Talenthouse helps make links between musicians, designers and other artists
Walking through the Talenthouse doors on High Street in downtown Palo Alto, visitors get an enthusiastic greeting from Bear, the company dog and office mascot.
After only a couple of months in the lofty brick building, the Talenthouse staff has personalized the space in other ways as well, with pieces of art lining the walls and a drum set stationed in the corner. Two logo banners hang from the ceiling, marking the space as Talenthouse territory.
Talenthouse, which recently celebrated its one-year anniversary in business, is an online hub for creative communication (at talenthouse.com), where artists can showcase their work and collaborate on projects.

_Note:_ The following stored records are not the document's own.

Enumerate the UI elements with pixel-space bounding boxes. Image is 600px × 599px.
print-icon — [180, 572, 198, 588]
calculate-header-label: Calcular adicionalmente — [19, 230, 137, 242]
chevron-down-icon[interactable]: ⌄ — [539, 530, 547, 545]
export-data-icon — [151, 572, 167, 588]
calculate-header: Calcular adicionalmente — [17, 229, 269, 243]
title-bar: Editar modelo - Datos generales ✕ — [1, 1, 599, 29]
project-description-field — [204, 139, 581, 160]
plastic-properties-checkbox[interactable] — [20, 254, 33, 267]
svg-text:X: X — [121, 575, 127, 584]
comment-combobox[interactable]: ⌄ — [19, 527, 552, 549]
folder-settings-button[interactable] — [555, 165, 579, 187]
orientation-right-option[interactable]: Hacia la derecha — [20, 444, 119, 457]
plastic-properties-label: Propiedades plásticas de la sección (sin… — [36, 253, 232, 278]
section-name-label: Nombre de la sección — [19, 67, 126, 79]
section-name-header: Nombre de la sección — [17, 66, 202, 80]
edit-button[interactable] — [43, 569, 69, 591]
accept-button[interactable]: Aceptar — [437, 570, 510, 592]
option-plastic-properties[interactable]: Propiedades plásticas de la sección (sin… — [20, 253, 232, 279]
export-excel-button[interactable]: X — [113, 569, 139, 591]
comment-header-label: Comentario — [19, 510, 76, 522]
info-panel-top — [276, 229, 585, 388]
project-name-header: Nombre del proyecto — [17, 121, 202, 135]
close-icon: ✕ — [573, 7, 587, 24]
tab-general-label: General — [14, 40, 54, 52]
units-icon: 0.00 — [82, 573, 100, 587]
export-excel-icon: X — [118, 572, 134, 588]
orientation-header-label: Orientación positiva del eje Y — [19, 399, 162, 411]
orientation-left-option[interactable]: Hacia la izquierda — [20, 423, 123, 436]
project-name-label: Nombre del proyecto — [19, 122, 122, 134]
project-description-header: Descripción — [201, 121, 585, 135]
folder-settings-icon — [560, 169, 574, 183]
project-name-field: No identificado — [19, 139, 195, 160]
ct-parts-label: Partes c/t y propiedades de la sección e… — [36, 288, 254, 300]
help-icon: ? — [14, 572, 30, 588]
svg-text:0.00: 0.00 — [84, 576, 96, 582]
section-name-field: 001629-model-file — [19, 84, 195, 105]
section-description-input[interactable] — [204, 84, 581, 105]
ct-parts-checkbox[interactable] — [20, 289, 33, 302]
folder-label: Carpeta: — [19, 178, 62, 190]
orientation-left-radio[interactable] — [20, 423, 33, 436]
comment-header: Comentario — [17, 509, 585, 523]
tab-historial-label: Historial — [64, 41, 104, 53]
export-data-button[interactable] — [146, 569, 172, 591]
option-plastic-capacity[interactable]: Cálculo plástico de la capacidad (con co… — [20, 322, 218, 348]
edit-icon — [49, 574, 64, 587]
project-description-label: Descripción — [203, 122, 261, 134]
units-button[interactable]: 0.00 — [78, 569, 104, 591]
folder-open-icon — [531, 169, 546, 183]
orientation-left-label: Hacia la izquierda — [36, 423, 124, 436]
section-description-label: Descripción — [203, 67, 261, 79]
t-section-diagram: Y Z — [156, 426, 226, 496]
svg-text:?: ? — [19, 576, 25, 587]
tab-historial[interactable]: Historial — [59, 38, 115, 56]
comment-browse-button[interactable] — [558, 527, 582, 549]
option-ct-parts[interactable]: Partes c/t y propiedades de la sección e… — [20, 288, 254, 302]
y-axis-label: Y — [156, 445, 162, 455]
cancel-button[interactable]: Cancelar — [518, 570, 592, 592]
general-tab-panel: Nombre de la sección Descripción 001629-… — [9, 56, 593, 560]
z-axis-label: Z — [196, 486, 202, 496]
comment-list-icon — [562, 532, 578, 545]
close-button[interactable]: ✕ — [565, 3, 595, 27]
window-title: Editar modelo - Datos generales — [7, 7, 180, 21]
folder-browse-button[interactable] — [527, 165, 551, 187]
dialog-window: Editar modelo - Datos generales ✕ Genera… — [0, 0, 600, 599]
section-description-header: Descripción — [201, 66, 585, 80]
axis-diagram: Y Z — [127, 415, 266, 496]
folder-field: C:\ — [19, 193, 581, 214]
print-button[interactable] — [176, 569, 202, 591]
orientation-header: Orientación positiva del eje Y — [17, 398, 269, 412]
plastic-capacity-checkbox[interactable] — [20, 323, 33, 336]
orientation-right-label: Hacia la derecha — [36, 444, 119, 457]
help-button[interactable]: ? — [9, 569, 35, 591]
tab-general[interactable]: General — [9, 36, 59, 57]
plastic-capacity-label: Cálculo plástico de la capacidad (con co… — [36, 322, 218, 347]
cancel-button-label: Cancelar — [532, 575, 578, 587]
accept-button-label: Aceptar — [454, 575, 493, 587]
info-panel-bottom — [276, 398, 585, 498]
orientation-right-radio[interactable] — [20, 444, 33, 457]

The company seeks to promote talent by helping unknown artists make significant connections with the right people. For example, a filmmaker might be looking for a new musician to compose a movie score, or an apparel company might need a ski-goggle designer.
To date, Talenthouse has helped launch projects with a variety of industry icons such as Nokia, Adidas, Rihanna, Montblanc, Glamour Magazine, Island Def Jam and the Vienna Symphony Orchestra.
"We provide a sort of life-changing experience for artists," Frederik Hermann, vice president of marketing, said in an interview at the Palo Alto office. "We're helping them take a huge step in their careers."
By posting "creative invites" on the Talenthouse website, companies or artists invite Talenthouse users to submit samples of their work for a particular project, and then choose winners from the submissions. The site connects all manner of creative types, such as singers and producers, actors and filmmakers, or graphic designers and corporate companies. The site is available in six languages.
"We have winners from Africa, Mongolia and other places around the world," Hermann said. "Without Talenthouse they wouldn't have the chance to work with these Hollywood producers."
Companies who want to promote their projects on the site can view hundreds of potential applicants, and if the numbers become too great Talenthouse offers a public vote to help narrow down the best choices. For a company to advertise its project, it must be able to provide for all the winners' travel expenses and find them a place to stay where the project requires, Hermann said.
One recent creative invite was posted by the Stan Lee Foundation, which supports literacy, the arts and education and was started by Lee, the comic-book writer and former head of Marvel Comics. The foundation was seeking an official logo.
Designer AJ Marti won the competition, and was flown to New York City from the Dominican Republic to receive his award on stage at New York Comic Con pop-culture convention. Lee and others at the foundation were impressed and decided to use Talenthouse again, according to a "success story" posted on the Talenthouse website. The foundation is currently in search of a graphic designer to create a new superhero.
Another success story focuses on Blair Taylor, a young New Orleans music producer who was named the winner of an invite by producer Ryan Leslie, who has worked with Mary J. Blige and other big names. Taylor assisted Leslie in the studio, and said on the Talenthouse website that Leslie still contacts him to work as a producer for various artists.
"Other artists and record companies across the states have noticed my accomplishments with the contest and have reached out to me as well," Taylor said. He has also been working on his own music, and will soon release his second album, "Taylor Made II." He credits Talenthouse for giving him the opportunity to work with Leslie and opening up his work to a larger fan base.
Originally located in Mountain View, Talenthouse started in 2009 with five employees and a small engineering team. Over the past year the company outgrew the Mountain View space and decided to move to the larger Palo Alto location. That office now has 20 employees and is the largest of four Talenthouse offices; the others are in Los Angeles, New York and London.
Company founder Amos Pizzey created the idea for an artist social-networking business while working as a musician and producer in England. After being discovered by Boy George at the age of 13, Pizzey signed on to his band, Culture Club. Over the next two decades Pizzey built his career producing and remixing artists, including Madonna, the Red Hot Chili Peppers and George Michael.
"Coming up first as an artist then as a producer in the music industry, I saw so many talented young people that had no way of being seen and heard. For us the Internet is the ultimate tool for them to create, collaborate and liberate their art for all time," Pizzey said in a press release. "This is why we built Talenthouse."
Pizzey teamed up with entrepreneur Roman Scharf and the two created talenthouse.com, the beginnings of their international networking site. Scharf had previously co-founded a communications company called JAJAH. As a self-described "early-stage guy," Scharf worked with Pizzey to build the Talenthouse technology and the team from scratch, he said in an interview at the Palo Alto office. Their site has brought about 150 projects to life in the past year.
With the increased office space, the members of the Talenthouse team hope to expand their future opportunities for artists by installing a recording studio for musicians who cannot afford to pay for studio time. The wide building also offers plenty of wall space for potential art shows, which Hermann believes the team will host in the future, along with performances by local bands.
"Life is exciting at Talenthouse," Scharf said.